Впрочем, не менее вероятно, что такое состояние Ходасевича было вызвано иной причиной: он пришел к Берберовой накануне особой даты – годовщины со дня ее ухода. Характерно, однако, что в своем «журнале» Ходасевич ограничился только кратким: «К Нине» [Ходасевич 2002: 212].

Но если в апреле 1933 года Ходасевич мог еще не знать о ее романе с Макеевым, то достаточно скоро он о нем неизбежно узнает.

Судя по дневнику Берберовой, отношения с Макеевым продолжают развиваться по нарастающей. В мае они видятся не только каждое утро, но часто и днем. Они также начинают появляться вместе на людях: сидеть в кафе, ходить на выставки, кататься на пароходике по Сене, гулять по Парижу. Видимо, к концу месяца сложившаяся ситуация уже не представляла секрета и для Рахили Григорьевны (или, как ее звали знакомые, Рери). В записи Берберовой от 27 мая отмечено, что, когда Макеев находился у нее, Рери приходила и стучала в дверь[25 - Ibid. Рахиль Григорьевна явно не собиралась расставаться с Макеевым, хотя их семейная жизнь была давно далека от идеала. См. дневниковую запись В. Н. Буниной: «[Рери] стала вить гнездо с нелюбимым, да не чувствуется, чтобы и Никуша <Макеев> очень пылал к ней. Раздражение взаимное, и только квартира их примиряет». Цит. по: [Khazan, Weissblei 2022: 57].].

Другое дело, что окончательное объяснение и разрыв между Макеевым и Осоргиной произойдут еще не скоро: в течение весны и лета они продолжают принимать у себя гостей и ходить вместе в кафе «Le Murat», где, судя по дневнику, их часто встречает Ходасевич.
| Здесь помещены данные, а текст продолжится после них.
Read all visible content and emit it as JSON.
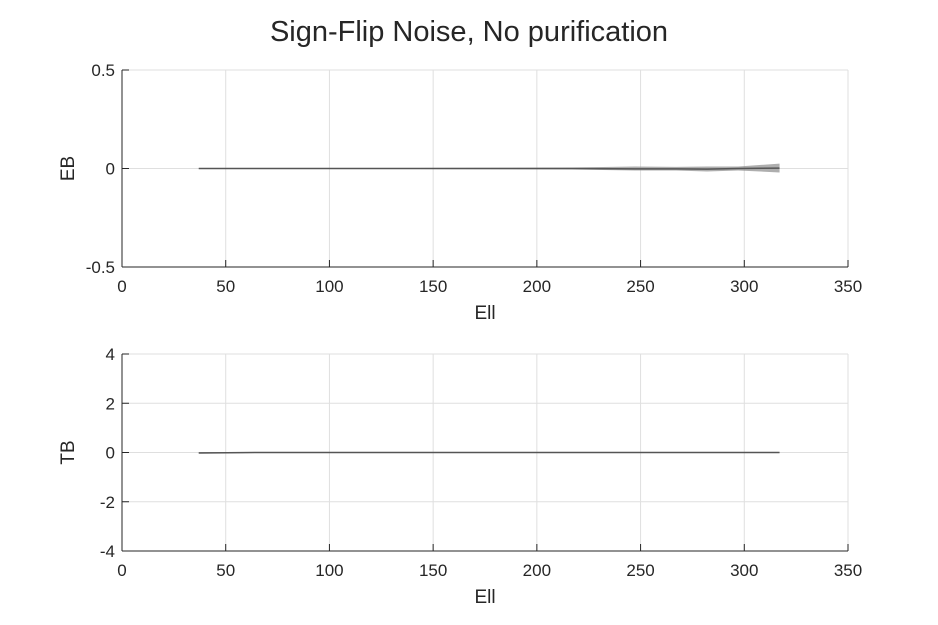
{
  "title": "Sign-Flip Noise, No purification",
  "colors": {
    "series_line": "#555555",
    "band": "#8c8c8c",
    "grid": "#dfdfdf",
    "axis": "#262626"
  },
  "chart_data": [
    {
      "type": "line",
      "xlabel": "Ell",
      "ylabel": "EB",
      "xlim": [
        0,
        350
      ],
      "ylim": [
        -0.5,
        0.5
      ],
      "xticks": [
        "0",
        "50",
        "100",
        "150",
        "200",
        "250",
        "300",
        "350"
      ],
      "yticks": [
        "-0.5",
        "0",
        "0.5"
      ],
      "grid": true,
      "x": [
        37,
        67,
        97,
        127,
        157,
        187,
        217,
        247,
        267,
        282,
        297,
        317
      ],
      "y": [
        0,
        0,
        0,
        0,
        0,
        0,
        0,
        -0.002,
        -0.002,
        -0.003,
        0,
        0.002
      ],
      "band_lower": [
        -0.002,
        -0.002,
        -0.002,
        -0.002,
        -0.003,
        -0.004,
        -0.005,
        -0.01,
        -0.01,
        -0.015,
        -0.01,
        -0.02
      ],
      "band_upper": [
        0.002,
        0.002,
        0.002,
        0.002,
        0.003,
        0.004,
        0.005,
        0.01,
        0.008,
        0.01,
        0.01,
        0.025
      ]
    },
    {
      "type": "line",
      "xlabel": "Ell",
      "ylabel": "TB",
      "xlim": [
        0,
        350
      ],
      "ylim": [
        -4,
        4
      ],
      "xticks": [
        "0",
        "50",
        "100",
        "150",
        "200",
        "250",
        "300",
        "350"
      ],
      "yticks": [
        "-4",
        "-2",
        "0",
        "2",
        "4"
      ],
      "grid": true,
      "x": [
        37,
        67,
        97,
        127,
        157,
        187,
        217,
        247,
        277,
        317
      ],
      "y": [
        -0.02,
        0,
        0,
        0,
        0,
        0,
        0,
        0,
        0,
        0
      ],
      "band_lower": [
        -0.04,
        -0.02,
        -0.02,
        -0.02,
        -0.02,
        -0.02,
        -0.02,
        -0.02,
        -0.02,
        -0.02
      ],
      "band_upper": [
        0.02,
        0.02,
        0.02,
        0.02,
        0.02,
        0.02,
        0.02,
        0.02,
        0.02,
        0.02
      ]
    }
  ]
}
В той же компании нередко присутствует и Берберова. Она и Рахиль Григорьевна продолжают поддерживать видимость дружеских отношений, хотя недовольство Осоргиной нарастает. И все же в письме В. Н. Буниной она называет совсем другую причину для своего недовольства. Рассказывая про посвященный Тургеневу «скучноватый» вечер и упоминая, что на нем «выступала и Берберова – почему-то в белом бальном платье», Рахиль Григорьевна пишет, что не пошла со всей компанией к знакомым, а отправилась домой. Свое решение она объяснила так: «Надоело смотреть, к<а>к Нина <Берберова> кокетничает с Ходасевичем»[26 - Письмо от 26 июня <1933 года> в [Ibid.: 250].].
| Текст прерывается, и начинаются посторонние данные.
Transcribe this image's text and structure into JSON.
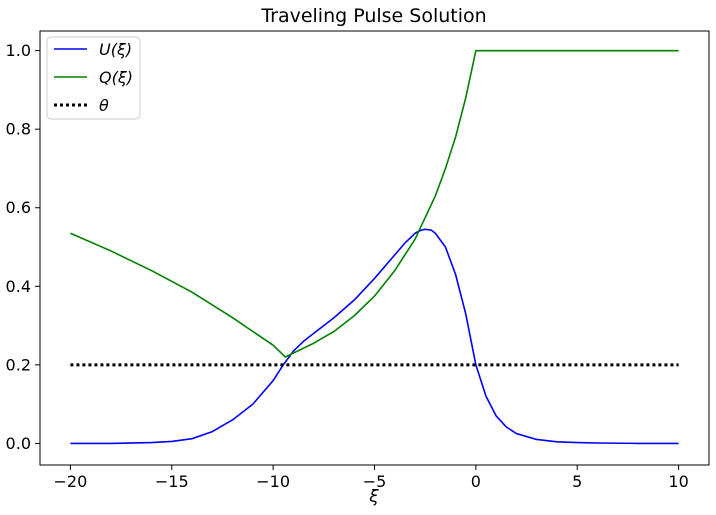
{
  "chart_data": {
    "type": "line",
    "title": "Traveling Pulse Solution",
    "xlabel": "ξ",
    "ylabel": "",
    "xlim": [
      -21.5,
      11.5
    ],
    "ylim": [
      -0.055,
      1.05
    ],
    "xticks": [
      -20,
      -15,
      -10,
      -5,
      0,
      5,
      10
    ],
    "xtick_labels": [
      "−20",
      "−15",
      "−10",
      "−5",
      "0",
      "5",
      "10"
    ],
    "yticks": [
      0.0,
      0.2,
      0.4,
      0.6,
      0.8,
      1.0
    ],
    "ytick_labels": [
      "0.0",
      "0.2",
      "0.4",
      "0.6",
      "0.8",
      "1.0"
    ],
    "grid": false,
    "legend_position": "top-left",
    "series": [
      {
        "name": "U(ξ)",
        "color": "#0000ff",
        "style": "solid",
        "x": [
          -20,
          -18,
          -16,
          -15,
          -14,
          -13,
          -12,
          -11,
          -10,
          -9.5,
          -9,
          -8.5,
          -8,
          -7,
          -6,
          -5,
          -4,
          -3.5,
          -3,
          -2.7,
          -2.5,
          -2.2,
          -2,
          -1.5,
          -1,
          -0.5,
          0,
          0.5,
          1,
          1.5,
          2,
          3,
          4,
          5,
          6,
          8,
          10
        ],
        "y": [
          0.0,
          0.0,
          0.002,
          0.005,
          0.012,
          0.03,
          0.06,
          0.1,
          0.16,
          0.2,
          0.235,
          0.26,
          0.28,
          0.32,
          0.365,
          0.42,
          0.48,
          0.51,
          0.535,
          0.543,
          0.545,
          0.543,
          0.535,
          0.5,
          0.43,
          0.33,
          0.2,
          0.12,
          0.07,
          0.042,
          0.025,
          0.01,
          0.004,
          0.002,
          0.001,
          0.0,
          0.0
        ]
      },
      {
        "name": "Q(ξ)",
        "color": "#008000",
        "style": "solid",
        "x": [
          -20,
          -18,
          -16,
          -14,
          -12,
          -10,
          -9.4,
          -9,
          -8,
          -7,
          -6,
          -5,
          -4,
          -3,
          -2,
          -1.5,
          -1,
          -0.5,
          0,
          2,
          4,
          6,
          8,
          10
        ],
        "y": [
          0.535,
          0.49,
          0.44,
          0.385,
          0.32,
          0.25,
          0.22,
          0.23,
          0.255,
          0.285,
          0.325,
          0.375,
          0.44,
          0.52,
          0.63,
          0.7,
          0.78,
          0.88,
          1.0,
          1.0,
          1.0,
          1.0,
          1.0,
          1.0
        ]
      },
      {
        "name": "θ",
        "color": "#000000",
        "style": "dotted",
        "x": [
          -20,
          10
        ],
        "y": [
          0.2,
          0.2
        ]
      }
    ]
  }
}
Дневниковые записи, однако, свидетельствуют, что в июне и в июле Берберова и Макеев проводят большую часть времени вместе: завтракают, гуляют, ходят в гости не только к кузине Берберовой Асе, но и к соседям (в том числе и к Полонским), и даже едут с ночевкой в Шартр. Макеев пишет портрет Берберовой, но был ли он закончен и что с ним сталось, неизвестно; в ее архиве сохранилась лишь одна его картина – натюрморт с цветами. Берберова и Макеев расстаются только тогда, когда он уезжает по делам из Парижа, что случалось нередко. Он был, как уже говорилось, не только журналистом и художником, но и бизнесменом.
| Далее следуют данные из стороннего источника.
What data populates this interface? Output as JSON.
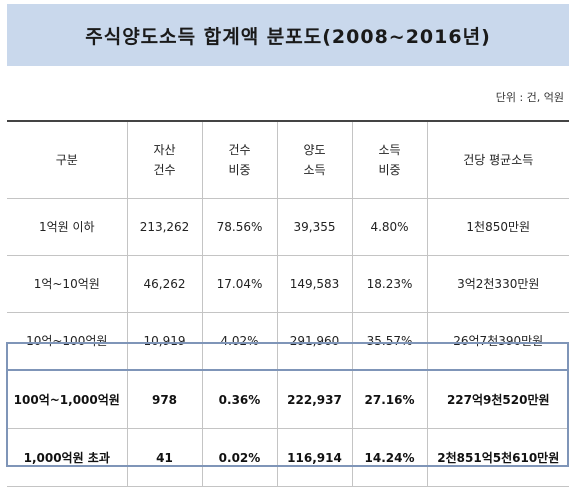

5 июля, во время одного из отъездов Макеева, Ходасевич приходит к Берберовой – в явной надежде прояснить ситуацию. В этот день она пишет в своем дневнике: «В<ладя> с 11 – до 3. (Измучил в последний раз, в чем клянусь!)»[27 - Nina Berberova Collection. B. 5. F. 66.]. Что же касается Ходасевича, то в своем «камер-фурьерском журнале» он опять ограничился кратким: «К Нине», но двумя днями ранее, 3 июля, позволил себе такое признание: «Ужасный день» [Там же: 216].